Gubler Orchids: Corsages to Carnivores

The Gubler family has loved and grown orchids for three generations. Swiss citizen, Hans Gubler, who grew up in a family-owned orchid-growing business, came to America on a Missouri Botanical Gardens scholarship in 1918. He returned to Sweden but emigrated to Temple City, California, in the mid-1950s. Hans bought the Landers nursery in 1975.” ~06 Aug 1989 The San Bernardino Sun

Landers, California, was originally settled in the early 20th Century by prospectors starting with Charles Reche in 1914. Gubler Orchids now occupies part of the former Reche Ranch. Reche was a deputy sheriff wounded by Willie Boy in the last great American manhunt of the West.

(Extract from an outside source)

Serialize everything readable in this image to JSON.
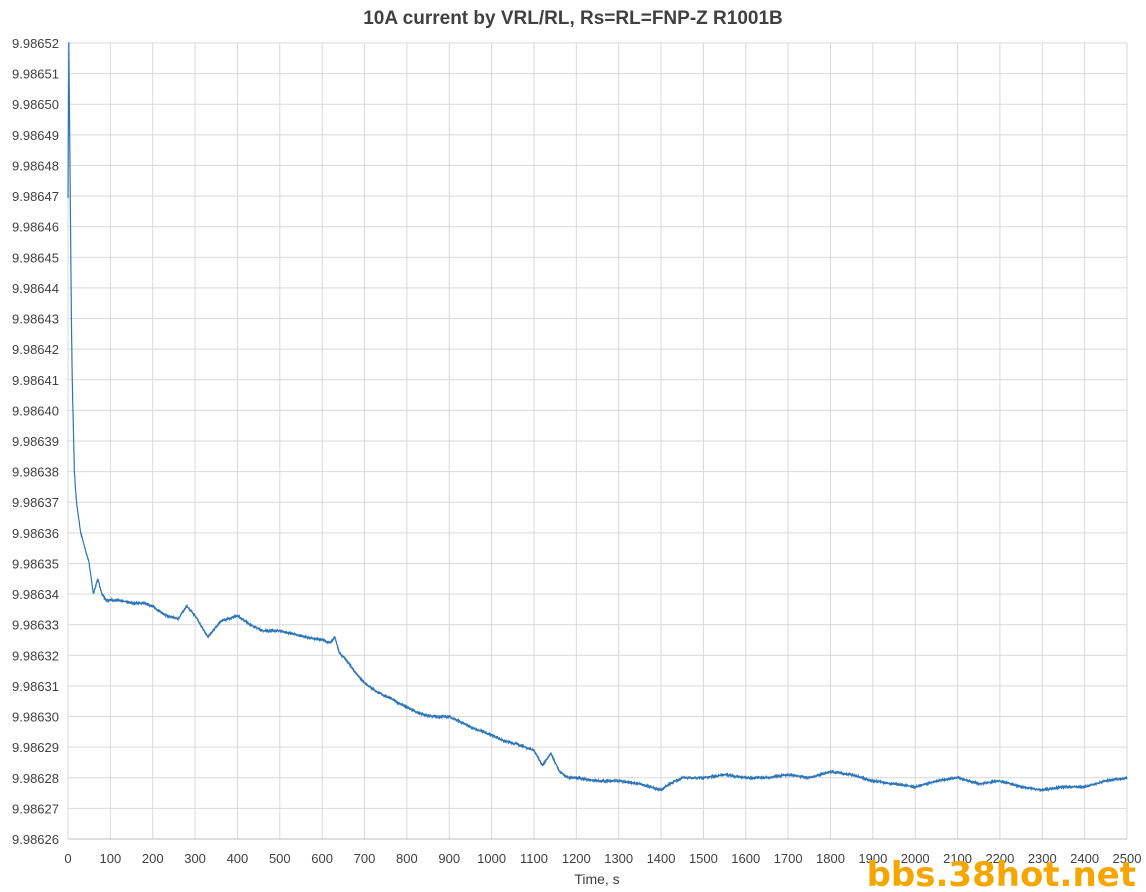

In 1985, Hans said Landers was an excellent environment for growing orchids because it cut the days of growing orchids by 20-25%. He added it wasn’t the intensity of the sun, it was the abundance of sunny days.

According to Hans Gubler, it takes from four to 15 years to grow an orchid from seedling to a full blossom, depending on the type of plant. Once a plant blossoms for the first time, it will continue each year thereafter.~23 Aug 1985 The Desert Sun

Now it is Hans’ son, Chris, who continues the legacy, along with his sister, Heidi and daughter, Kelsey.

When visitors tour the nursery they see thousands of varieties of hybrid orchids, many which were created by Hans Gubler.

The plants start from seedlings germinated in an agar solution in a sterile environment. Gubler grows nearly 5,000 varieties of rare orchids.

When we visited Gubler Orchids in January, employees were sewing 30,000 orchid seedlings into tiny Sphagnum Moss pots.

Gubler currently ships their plants to Texas, which distributes orchids to over 700 companies north of Texas.

Busy hands make for a happy heart, and in this case, beautiful flowers too.

Although Gubler Orchids does not sell corsages themselves, they certainly supply the orchids other distributors use to make the fragrant wearable arrangement of flowers given as a gift that are especially popular for proms and weddings.

Everywhere one turns at Gubler’s, they are treated to colorful sights for the eyes and a cornucopia of scents for the nose.

A fly’s worst nightmare waits within the walls at Gubler Orchids

Gubler Orchids offers a nice selection of carnivorous plants. Pitcher plants use a passive method in catching their prey.  Their tube- like leaves form pitchers that hold water and digestive fluids.  Gubler also grows Droseras, a semi-active carnivorous plant, and Sundews with gooey red tentacles. Gubler even has Butterworts, another bug-hungry plant, all available for purchase.

The popular Morongo Basin Orchid Festival was first held in October of 1996 and has been successfully running every October since.


2200 Belfield Blvd
Landers, California 92285

Watch for the signs on the corner of Highway 247 and Reche Road then again at Belfield in Landers. Tours are free, Monday to Saturday, 10 a.m.-3:30 p.m.

Plan ahead. There are other sites in the local area you may want to visit too, like the Morongo Basin Historical Society Museum (free, open Friday and Saturday 11 a.m.-3 p.m.), Giant Rock on BLM land (free), and the Integraton (by appointment only), all in Landers.